Which reminds me, ONE line in the trailer says “crusade”, again that does not tell us what the rest of the film’s dialog contains.
Meanwhile over in the YouTube comment sections the Usual Suspects are already going “OMG, SJW casting!” over a gigantic universe being diverse. SMH
Like I said, I love the aesthetics - but I am a bit unsure of the effectiveness of veiling the RM Mohayam. The RMs in both previous adaptations had such strong faces. As does Rampling, why hide it?
They must never have read the books. The cast is great and varied. Timothee Chalamet and Zendaya are great choices and more ‘age appropriate’ to the characters in the books than the actors in previous versions. The only real change to the characters was turing Liet Kynes from a white man to a black woman, but IMO that does not affect the story in any way.
As far a Pink Floyd is concerned- It was a trailer and I not think that the music from the trailer will appear in the movie. The music for the movie is being composed by Hans Zimmer. You just know whatever he does is going to be good.
It’s to dehumanize her, I think. When she first shows up, she’s not Gaius Helen Mohiam - she’s the Bene Gesserit establishment. My guess is that she’ll take the veil off when she speaks to Jessica.

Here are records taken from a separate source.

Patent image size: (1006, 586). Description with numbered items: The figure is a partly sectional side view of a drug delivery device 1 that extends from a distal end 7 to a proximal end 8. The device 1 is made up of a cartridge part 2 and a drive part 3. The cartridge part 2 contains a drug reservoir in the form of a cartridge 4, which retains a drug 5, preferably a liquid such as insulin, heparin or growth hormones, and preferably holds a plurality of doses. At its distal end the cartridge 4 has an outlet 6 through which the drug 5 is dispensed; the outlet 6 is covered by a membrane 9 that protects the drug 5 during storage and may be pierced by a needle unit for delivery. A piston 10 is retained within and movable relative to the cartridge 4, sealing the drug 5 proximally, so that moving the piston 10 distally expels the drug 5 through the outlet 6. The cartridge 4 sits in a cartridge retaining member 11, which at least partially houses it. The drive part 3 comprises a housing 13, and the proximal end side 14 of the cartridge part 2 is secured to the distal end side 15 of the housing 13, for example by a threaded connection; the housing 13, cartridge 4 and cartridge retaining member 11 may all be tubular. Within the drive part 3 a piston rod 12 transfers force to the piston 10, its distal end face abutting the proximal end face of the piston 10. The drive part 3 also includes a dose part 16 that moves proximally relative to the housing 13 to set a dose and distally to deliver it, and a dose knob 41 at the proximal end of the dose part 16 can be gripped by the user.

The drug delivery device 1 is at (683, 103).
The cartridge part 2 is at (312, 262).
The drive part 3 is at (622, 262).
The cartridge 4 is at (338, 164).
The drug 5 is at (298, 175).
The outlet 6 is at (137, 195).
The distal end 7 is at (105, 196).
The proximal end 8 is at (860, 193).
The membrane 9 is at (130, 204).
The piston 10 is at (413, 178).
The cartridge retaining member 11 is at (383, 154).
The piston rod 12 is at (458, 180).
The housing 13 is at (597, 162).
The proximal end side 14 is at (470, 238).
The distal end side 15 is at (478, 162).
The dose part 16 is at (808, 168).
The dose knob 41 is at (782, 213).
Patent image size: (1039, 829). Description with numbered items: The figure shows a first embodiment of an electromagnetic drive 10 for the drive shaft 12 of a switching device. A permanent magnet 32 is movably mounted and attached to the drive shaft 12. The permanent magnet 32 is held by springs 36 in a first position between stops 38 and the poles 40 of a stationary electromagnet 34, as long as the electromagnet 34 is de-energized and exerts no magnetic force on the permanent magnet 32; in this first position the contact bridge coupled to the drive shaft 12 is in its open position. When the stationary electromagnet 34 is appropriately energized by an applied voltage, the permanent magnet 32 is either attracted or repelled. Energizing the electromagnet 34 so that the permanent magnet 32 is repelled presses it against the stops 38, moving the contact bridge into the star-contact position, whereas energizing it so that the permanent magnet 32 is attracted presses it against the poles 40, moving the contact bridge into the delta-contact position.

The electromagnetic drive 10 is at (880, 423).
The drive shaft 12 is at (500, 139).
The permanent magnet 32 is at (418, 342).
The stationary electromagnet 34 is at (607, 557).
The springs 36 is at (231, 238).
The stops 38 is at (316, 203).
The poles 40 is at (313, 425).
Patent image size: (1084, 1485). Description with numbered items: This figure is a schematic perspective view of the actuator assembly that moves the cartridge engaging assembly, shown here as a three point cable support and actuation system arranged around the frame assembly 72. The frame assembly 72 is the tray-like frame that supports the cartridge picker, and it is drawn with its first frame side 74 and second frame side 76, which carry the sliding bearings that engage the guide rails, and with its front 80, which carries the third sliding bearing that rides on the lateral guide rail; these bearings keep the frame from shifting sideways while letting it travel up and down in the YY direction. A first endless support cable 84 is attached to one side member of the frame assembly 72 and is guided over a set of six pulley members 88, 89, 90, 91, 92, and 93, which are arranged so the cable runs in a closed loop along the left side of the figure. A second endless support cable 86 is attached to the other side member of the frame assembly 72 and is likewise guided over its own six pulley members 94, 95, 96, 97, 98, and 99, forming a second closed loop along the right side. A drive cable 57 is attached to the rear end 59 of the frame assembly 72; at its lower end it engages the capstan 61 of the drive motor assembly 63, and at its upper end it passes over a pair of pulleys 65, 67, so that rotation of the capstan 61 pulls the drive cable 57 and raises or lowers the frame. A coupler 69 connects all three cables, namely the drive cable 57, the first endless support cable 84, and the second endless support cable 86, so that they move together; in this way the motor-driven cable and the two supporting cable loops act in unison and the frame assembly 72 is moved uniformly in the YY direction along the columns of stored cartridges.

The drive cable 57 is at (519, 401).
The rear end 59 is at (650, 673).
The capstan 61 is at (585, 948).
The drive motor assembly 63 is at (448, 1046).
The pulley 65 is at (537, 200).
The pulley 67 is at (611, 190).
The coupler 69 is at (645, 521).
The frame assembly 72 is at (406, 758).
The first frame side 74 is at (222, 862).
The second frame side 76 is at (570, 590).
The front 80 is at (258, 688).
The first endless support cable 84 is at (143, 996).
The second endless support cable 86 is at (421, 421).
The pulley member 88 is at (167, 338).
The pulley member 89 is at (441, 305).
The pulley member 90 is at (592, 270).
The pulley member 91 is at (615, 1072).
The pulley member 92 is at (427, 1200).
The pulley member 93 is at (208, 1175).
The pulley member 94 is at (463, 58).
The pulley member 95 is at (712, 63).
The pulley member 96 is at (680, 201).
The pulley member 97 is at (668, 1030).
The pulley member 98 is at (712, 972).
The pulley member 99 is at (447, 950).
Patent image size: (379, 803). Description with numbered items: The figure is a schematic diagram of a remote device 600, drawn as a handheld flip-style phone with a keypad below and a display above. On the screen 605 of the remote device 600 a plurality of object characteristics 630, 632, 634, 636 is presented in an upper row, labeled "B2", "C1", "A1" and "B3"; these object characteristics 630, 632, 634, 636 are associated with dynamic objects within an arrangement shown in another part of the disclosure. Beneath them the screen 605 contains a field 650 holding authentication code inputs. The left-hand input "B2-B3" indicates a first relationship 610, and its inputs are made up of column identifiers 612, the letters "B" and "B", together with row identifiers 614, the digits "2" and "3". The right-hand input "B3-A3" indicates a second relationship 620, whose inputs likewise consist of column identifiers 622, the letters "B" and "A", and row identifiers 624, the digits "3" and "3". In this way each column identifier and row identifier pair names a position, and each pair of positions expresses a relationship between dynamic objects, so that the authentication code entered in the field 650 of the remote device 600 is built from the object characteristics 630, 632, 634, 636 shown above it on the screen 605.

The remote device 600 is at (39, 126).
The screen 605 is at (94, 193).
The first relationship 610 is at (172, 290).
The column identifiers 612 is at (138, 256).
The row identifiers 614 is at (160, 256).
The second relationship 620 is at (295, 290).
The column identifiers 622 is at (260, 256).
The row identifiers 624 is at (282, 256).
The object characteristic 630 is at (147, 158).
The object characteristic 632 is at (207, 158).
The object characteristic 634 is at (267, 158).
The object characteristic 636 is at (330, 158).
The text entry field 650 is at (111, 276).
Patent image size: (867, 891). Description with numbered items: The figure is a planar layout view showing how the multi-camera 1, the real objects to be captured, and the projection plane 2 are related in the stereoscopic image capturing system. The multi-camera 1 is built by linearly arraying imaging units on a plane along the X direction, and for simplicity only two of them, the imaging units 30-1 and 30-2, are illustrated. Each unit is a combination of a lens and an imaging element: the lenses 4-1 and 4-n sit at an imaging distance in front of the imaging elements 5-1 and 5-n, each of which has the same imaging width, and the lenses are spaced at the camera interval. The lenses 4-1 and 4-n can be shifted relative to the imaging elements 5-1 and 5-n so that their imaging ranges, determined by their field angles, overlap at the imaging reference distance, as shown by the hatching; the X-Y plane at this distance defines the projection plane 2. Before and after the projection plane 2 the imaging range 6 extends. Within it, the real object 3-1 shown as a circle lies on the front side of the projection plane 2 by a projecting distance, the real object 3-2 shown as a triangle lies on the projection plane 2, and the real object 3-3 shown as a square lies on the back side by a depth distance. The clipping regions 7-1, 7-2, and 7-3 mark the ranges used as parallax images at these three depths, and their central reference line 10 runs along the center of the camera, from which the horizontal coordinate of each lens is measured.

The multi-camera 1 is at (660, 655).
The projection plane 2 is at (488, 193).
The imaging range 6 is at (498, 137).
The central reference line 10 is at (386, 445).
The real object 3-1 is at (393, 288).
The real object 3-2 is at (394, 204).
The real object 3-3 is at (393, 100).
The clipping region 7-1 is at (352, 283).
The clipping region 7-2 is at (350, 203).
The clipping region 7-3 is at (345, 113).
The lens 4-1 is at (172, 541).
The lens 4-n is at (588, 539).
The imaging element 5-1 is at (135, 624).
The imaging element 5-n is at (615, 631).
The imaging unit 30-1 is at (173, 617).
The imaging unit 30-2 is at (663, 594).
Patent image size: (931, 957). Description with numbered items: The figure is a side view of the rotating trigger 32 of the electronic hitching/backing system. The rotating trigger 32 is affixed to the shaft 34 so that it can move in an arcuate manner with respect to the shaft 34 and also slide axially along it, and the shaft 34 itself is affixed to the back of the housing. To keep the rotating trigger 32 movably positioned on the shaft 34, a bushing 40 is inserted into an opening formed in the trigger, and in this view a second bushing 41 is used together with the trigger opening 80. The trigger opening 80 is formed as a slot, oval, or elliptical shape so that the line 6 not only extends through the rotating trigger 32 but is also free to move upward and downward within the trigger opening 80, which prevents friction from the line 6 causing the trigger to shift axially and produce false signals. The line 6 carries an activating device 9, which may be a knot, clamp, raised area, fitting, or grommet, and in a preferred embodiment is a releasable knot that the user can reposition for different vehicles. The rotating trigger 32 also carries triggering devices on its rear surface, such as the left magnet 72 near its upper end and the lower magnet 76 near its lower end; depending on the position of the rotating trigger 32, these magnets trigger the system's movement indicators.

I forgot to mention the new design for Shai-Hulud is simply frightening. The gaping leech-like mouth more closely resembles the image I had in my head.
I like this trailer very much - music, worms, dialogue and all. I really enjoyed Arrival and Blade Runner 2049, so I was already confident that the project was in good hands with Denis Villeneuve, and the trailer has only confirmed that.